Les taux sur les livrets d’épargne sont actuellement au plus bas. Compte tenu de l’inflation, vous perdez actuellement du pouvoir d’achat en laissant votre argent sur un livret d’épargne. Depuis 2014, nous demandons aux gens s’ils pensent que les taux vont augmenter, se maintenir ou baisser davantage. Nous leur demandons aussi si leur comportement d’épargne changera dans les mois à venir. Depuis, les taux côtoient depuis longtemps déjà leurs minimums absolus. Nous avons donc modifié la question. Nous avons voulu savoir si le Belge pense que les taux faibles actuels sur les livrets d’épargne vont encore perdurer longtemps.

 

 

Les sondés sont près de 50 % à penser que les taux actuels perdureront au moins pendant 2 à 3 ans. Près d’un quart des répondants attendent même des taux négatifs, bien que cela ne soit actuellement pas autorisé par la loi sur les livrets d’épargne réglementés. Ces gens s’attendent malgré tout à devoir un jour payer pour leur livret d’épargne. 11 % des sondés anticipent une hausse des taux. Et ils sont 17 % à ne pas savoir.

 

Matthieu De Coster : « Il importe de bien réfléchir à votre comportement d’épargne. Il existe, en effet, des alternatives au livret d’épargne classique. Nous nous efforçons de présenter des produits de qualité à chaque investisseur, selon ses besoins et son profil d’investissement. »

 

Le Belge, sa banque et la durabilité

 

 

À la question de savoir dans quelle mesure le Belge trouve la politique durable de sa banque importante, le baromètre de l’investissement nous livre les enseignements suivants.

 

64 % des Belges trouvent la durabilité importante. 34 % d’entre eux en tiennent d’ailleurs effectivement compte dans leurs décisions financières. 15 % des sondés indiquent ne pas attacher d’importance à la durabilité. Un point surprenant : de ces 15 %, 7 % tiennent malgré tout compte de la durabilité dans leurs décisions financières. 21 % affirment ne pas savoir.

 

À la question de savoir si les gens trouvent important que la banque propose des produits durables, nous notons une répartition similaire dans les réponses.

 

 

Plus de 6 Belges sur 10 trouvent important que la banque propose des produits durables. 35 % en tiennent compte dans leurs décisions financières. 28 % estiment que les produits durables ne sont pas importants. Mais près de la moitié des sondés qui estiment que les produits durables ne sont pas importants en tiennent tout de même compte dans leurs décisions financières. Les autres 22 % de Belges interrogés ne savent pas s’il importe qu’une banque propose des produits durables.

 

Matthieu De Coster : « Argenta mise fort sur la durabilité dans son offre de produits d’investissement.

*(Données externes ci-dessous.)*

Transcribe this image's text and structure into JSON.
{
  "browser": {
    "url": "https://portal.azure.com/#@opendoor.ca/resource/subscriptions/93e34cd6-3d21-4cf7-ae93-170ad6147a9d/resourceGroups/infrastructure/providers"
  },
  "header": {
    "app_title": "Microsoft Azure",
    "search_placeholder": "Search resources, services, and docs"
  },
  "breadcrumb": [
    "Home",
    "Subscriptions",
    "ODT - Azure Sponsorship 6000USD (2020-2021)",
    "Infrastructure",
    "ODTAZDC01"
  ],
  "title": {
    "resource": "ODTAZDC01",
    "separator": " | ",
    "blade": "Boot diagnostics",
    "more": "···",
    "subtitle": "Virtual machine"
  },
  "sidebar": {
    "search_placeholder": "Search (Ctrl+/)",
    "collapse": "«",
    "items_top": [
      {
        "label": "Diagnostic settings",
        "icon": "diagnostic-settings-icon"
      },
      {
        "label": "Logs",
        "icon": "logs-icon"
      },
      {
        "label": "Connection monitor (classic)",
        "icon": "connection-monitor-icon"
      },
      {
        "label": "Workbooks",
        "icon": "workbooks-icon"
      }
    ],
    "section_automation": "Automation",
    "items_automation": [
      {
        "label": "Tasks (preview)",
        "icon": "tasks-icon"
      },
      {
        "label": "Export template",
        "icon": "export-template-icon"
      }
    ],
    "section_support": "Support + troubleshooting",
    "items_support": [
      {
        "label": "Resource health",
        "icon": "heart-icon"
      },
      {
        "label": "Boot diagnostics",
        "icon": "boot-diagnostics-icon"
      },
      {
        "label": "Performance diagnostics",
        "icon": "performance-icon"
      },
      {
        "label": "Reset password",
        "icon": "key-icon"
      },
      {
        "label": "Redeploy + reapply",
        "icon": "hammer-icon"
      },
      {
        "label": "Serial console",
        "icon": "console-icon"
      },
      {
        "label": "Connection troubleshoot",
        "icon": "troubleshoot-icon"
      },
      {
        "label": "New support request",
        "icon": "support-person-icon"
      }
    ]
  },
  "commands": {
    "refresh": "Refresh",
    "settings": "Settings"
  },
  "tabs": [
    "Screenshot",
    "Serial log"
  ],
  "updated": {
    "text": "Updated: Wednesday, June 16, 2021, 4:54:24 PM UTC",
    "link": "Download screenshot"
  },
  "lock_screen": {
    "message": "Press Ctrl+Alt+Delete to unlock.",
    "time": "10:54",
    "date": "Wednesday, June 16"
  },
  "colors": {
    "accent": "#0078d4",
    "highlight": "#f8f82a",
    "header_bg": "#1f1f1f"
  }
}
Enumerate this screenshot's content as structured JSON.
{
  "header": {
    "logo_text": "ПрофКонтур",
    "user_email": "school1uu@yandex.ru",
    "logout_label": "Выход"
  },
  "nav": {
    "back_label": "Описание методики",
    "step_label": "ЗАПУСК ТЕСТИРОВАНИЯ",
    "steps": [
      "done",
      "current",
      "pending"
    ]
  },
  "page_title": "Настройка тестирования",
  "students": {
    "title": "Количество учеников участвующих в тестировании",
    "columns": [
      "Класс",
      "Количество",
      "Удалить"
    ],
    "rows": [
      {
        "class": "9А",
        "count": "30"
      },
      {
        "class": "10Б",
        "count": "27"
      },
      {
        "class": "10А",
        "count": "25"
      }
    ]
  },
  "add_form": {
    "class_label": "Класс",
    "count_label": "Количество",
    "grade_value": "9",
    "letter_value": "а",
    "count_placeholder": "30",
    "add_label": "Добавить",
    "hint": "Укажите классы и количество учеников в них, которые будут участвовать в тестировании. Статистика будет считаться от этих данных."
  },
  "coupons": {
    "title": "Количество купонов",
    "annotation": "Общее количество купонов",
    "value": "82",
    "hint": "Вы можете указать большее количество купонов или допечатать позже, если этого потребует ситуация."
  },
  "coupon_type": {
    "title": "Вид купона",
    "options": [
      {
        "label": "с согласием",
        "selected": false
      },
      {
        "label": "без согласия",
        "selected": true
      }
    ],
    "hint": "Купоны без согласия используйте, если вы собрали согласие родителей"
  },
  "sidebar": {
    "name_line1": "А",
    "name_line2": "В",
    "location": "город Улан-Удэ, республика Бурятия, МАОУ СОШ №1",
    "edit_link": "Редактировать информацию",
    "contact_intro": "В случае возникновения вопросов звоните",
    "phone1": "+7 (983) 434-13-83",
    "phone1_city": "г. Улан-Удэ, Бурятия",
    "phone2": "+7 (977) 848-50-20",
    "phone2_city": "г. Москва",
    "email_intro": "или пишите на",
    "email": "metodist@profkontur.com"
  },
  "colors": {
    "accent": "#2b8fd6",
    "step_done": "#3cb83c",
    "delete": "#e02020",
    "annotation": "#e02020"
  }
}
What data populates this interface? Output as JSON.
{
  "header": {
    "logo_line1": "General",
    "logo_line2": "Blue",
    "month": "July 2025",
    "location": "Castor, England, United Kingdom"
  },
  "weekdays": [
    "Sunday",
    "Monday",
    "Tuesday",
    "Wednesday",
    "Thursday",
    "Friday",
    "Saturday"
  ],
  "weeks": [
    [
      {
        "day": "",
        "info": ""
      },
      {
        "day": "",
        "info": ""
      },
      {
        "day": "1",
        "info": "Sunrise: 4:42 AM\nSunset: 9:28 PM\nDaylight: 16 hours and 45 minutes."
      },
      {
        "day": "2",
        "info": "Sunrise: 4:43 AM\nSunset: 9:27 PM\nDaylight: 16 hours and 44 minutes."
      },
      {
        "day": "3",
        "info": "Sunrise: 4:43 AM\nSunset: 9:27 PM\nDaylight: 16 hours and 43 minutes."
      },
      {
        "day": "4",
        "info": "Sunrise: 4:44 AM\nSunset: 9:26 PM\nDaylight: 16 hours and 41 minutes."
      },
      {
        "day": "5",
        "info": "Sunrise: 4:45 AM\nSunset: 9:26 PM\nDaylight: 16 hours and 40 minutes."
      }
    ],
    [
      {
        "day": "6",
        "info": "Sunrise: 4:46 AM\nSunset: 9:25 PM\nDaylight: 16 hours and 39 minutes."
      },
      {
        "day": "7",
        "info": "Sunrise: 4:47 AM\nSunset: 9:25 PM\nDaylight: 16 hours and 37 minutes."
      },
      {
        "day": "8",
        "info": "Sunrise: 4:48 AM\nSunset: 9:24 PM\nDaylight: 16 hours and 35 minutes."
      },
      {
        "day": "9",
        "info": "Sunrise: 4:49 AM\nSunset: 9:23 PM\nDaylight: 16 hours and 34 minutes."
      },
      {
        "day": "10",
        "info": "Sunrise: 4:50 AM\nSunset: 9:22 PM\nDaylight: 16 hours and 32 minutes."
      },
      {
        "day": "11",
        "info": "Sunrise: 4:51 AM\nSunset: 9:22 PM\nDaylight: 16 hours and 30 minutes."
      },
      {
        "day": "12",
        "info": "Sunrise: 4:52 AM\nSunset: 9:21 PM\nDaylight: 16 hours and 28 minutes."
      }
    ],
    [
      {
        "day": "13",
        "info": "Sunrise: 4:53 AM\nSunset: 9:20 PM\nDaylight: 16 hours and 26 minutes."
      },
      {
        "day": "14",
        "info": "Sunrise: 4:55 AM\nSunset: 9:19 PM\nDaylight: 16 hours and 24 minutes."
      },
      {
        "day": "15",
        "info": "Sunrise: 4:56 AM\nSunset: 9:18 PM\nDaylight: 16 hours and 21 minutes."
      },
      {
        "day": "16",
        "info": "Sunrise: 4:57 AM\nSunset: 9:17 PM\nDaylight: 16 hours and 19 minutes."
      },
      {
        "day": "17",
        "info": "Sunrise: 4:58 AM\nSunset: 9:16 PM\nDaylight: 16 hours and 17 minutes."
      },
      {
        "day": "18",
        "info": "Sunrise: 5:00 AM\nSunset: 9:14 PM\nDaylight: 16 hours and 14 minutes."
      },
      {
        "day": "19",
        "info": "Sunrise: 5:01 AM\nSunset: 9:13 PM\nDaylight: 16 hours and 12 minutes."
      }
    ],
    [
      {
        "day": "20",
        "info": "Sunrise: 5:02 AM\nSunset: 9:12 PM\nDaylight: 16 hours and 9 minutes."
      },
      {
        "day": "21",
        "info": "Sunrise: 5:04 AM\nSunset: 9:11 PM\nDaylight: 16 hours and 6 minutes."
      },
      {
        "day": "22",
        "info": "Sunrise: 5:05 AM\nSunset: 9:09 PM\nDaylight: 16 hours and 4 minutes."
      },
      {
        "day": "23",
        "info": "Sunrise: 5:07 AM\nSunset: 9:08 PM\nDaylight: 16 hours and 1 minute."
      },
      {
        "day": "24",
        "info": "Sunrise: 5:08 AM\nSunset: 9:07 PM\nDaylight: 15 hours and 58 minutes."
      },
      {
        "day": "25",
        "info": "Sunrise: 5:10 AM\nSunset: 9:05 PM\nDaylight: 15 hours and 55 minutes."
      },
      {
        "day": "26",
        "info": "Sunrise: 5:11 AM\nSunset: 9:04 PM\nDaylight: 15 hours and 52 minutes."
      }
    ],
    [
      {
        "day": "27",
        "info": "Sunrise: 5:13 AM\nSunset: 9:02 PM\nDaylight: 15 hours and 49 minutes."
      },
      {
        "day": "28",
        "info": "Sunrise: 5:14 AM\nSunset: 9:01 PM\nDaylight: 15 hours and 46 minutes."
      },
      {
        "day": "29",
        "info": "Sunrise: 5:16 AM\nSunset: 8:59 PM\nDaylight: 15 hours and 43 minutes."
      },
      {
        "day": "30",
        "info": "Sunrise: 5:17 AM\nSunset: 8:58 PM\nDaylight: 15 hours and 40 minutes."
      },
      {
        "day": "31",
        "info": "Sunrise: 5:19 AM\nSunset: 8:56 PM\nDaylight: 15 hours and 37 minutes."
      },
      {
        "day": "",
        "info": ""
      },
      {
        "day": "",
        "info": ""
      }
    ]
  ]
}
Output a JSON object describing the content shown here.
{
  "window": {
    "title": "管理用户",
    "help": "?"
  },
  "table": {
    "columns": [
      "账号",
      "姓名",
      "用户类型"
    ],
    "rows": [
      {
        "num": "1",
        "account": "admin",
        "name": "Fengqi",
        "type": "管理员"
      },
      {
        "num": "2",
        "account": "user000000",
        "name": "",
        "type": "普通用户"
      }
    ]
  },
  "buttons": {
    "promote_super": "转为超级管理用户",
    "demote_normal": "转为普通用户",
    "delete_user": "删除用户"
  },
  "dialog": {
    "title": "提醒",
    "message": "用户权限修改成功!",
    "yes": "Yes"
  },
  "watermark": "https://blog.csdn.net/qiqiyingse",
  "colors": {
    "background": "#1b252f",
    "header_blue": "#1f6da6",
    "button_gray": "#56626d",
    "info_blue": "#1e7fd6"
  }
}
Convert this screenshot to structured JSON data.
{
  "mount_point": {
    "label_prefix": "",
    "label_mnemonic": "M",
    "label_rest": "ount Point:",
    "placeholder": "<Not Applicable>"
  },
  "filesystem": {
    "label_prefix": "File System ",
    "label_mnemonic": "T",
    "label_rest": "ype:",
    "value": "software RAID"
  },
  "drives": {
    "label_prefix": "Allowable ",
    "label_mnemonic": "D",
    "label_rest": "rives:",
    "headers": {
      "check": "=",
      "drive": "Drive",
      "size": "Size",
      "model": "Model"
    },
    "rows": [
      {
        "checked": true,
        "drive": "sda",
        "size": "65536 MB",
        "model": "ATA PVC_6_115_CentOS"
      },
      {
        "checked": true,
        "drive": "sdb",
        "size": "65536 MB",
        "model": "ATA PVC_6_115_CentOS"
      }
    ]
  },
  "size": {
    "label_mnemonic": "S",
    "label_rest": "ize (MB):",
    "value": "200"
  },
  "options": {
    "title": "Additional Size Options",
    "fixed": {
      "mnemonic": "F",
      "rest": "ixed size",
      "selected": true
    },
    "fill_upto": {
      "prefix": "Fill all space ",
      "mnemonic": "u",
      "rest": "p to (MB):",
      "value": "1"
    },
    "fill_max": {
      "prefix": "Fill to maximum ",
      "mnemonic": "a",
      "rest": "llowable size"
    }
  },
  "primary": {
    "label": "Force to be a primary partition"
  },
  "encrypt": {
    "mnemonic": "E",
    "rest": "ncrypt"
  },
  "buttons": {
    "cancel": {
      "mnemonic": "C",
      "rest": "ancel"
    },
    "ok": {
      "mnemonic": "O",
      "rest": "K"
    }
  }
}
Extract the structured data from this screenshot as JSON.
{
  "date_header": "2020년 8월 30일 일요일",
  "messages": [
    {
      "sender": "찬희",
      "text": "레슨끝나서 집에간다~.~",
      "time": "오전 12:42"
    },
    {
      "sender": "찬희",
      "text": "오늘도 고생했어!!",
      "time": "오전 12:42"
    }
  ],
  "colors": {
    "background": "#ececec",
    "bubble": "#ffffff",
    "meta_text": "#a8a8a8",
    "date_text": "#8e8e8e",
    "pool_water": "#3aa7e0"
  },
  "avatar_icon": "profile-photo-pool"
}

À cet égard, nous avons enrichi notre gamme en collaboration avec l’agence spécialisée en durabilité VigeoEiris. VigeoEiris soutient les entreprises qui souhaitent investir de manière socialement responsable et qui entendent participer à une gestion responsable sur le plan sociétal. Avec le concours de VigeoEiris, Argenta met sa vision durable en pratique. Nous proposons également les fonds qui arborent le label Ethibel. Ethibel est une organisation non gouvernementale belge qui entend encourager l’investissement socialement responsable. Les produits dotés du label Ethibel satisfont à certaines exigences particulières sur le plan de l’éthique et de la durabilité. Même si le parcours vers la durabilité totale est un processus sans fin, Argenta entend la stimuler par ces actions concrètes. Et miser ainsi encore plus sur les produits d’investissement durables. »

 

*1 Enquête menée par TNS, un bureau d’études de marché de renommée internationale, au moyen d’un sondage en ligne continu réalisé chaque trimestre auprès de 1.000 Belges de plus de 25 ans. Sondages menés depuis mai 2014. Les enquêtes pour ces résultats ont été effectuées entre le 1er octobre et le 31 décembre 2016.